A indicação, pelo primeiro-ministro, de Maria Luís Albuquerque para comissária europeia foi recebida com largos encómios, por parte dos apoiantes do governo, ou por críticas mais ou menos severas, por parte das oposições. Na verdade, a pessoa indicada é irrelevante, pois estará submetida a uma lógica política que não é decidida por ela.  Contudo, Maria Luís Albuquerque, como a generalidade dos políticos europeus, da área da governação, à direita e à esquerda, representa uma visão da política perigosa, visão dominante no mundo ocidental e que está na génese das dificuldades pelas quais o Ocidente passa nesta hora. O que está em jogo é a negação da autonomia da esfera política e a sua submissão à esfera da economia. Esta visão é partilhada, embora de modo diferente, tanto por liberais como por marxistas.

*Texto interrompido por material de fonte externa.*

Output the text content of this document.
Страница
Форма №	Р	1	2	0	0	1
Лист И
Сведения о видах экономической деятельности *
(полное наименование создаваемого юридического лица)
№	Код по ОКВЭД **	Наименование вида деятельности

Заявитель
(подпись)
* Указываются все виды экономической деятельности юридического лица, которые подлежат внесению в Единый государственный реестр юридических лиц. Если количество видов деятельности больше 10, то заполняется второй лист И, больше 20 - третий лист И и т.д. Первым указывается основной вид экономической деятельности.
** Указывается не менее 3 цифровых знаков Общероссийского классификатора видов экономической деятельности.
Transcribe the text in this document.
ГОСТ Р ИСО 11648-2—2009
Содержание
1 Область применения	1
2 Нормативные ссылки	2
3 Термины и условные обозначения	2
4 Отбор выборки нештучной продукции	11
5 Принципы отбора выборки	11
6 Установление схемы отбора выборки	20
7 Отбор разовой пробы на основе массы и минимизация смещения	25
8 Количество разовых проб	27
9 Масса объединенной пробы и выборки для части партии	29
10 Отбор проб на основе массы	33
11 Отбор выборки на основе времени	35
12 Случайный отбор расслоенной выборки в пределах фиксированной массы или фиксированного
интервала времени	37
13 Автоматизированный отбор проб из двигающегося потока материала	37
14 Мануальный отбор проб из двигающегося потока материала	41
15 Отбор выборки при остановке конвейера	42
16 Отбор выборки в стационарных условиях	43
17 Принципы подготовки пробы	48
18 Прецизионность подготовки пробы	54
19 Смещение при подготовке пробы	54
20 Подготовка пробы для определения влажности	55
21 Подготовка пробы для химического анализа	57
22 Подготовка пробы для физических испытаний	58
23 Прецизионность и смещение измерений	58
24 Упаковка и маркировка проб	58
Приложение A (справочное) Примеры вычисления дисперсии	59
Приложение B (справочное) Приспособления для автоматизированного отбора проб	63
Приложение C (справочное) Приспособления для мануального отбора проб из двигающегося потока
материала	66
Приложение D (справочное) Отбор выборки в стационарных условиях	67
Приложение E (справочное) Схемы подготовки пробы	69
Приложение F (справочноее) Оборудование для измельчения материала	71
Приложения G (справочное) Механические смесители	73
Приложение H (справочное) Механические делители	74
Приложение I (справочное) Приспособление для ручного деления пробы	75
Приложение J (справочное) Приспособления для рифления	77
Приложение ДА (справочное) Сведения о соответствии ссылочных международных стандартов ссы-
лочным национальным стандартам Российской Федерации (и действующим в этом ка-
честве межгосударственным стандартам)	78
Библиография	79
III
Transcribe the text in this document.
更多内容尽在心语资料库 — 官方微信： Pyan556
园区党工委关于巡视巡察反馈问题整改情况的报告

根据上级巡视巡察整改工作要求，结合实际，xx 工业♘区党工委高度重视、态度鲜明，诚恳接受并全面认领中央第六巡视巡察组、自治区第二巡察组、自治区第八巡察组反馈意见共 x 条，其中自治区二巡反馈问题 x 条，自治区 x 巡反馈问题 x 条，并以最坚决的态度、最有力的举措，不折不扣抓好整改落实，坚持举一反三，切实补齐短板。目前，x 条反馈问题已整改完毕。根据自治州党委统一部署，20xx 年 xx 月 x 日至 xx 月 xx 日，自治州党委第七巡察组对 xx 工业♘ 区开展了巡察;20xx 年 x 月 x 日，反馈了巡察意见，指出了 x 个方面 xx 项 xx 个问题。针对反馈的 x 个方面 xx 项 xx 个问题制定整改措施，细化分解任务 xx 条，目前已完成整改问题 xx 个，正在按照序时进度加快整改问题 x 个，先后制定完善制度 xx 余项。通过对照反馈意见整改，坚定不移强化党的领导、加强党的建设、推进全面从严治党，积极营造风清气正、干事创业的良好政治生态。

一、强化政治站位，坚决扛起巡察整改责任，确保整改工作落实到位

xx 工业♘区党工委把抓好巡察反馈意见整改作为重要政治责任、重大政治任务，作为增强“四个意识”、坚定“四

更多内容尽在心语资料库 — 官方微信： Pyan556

Por que razão esta visão é perigosa e está na base nas nossas actuais dificuldades? Para o percebermos é necessário compreender o que é a dimensão política. Para que serve a política? Serve para assegurar a existência de uma certa comunidade tanto no espaço (no seu território) como no tempo (evitar que ela não desapareça). A acção política visa apenas isto. Não se propõe salvar as almas das pessoas, ou torná-las moralmente melhores, nem, sequer, tornar as pessoas mais prósperas. A política tem por objectivo uma questão existencial. A existência no espaço e no tempo de uma comunidade humana com identidade própria que a diferencia de outras comunidades. Por exemplo, Portugal. As outras dimensões, apesar de importantes, só são relevantes como instrumentos do desígnio político e devem estar subordinadas a este.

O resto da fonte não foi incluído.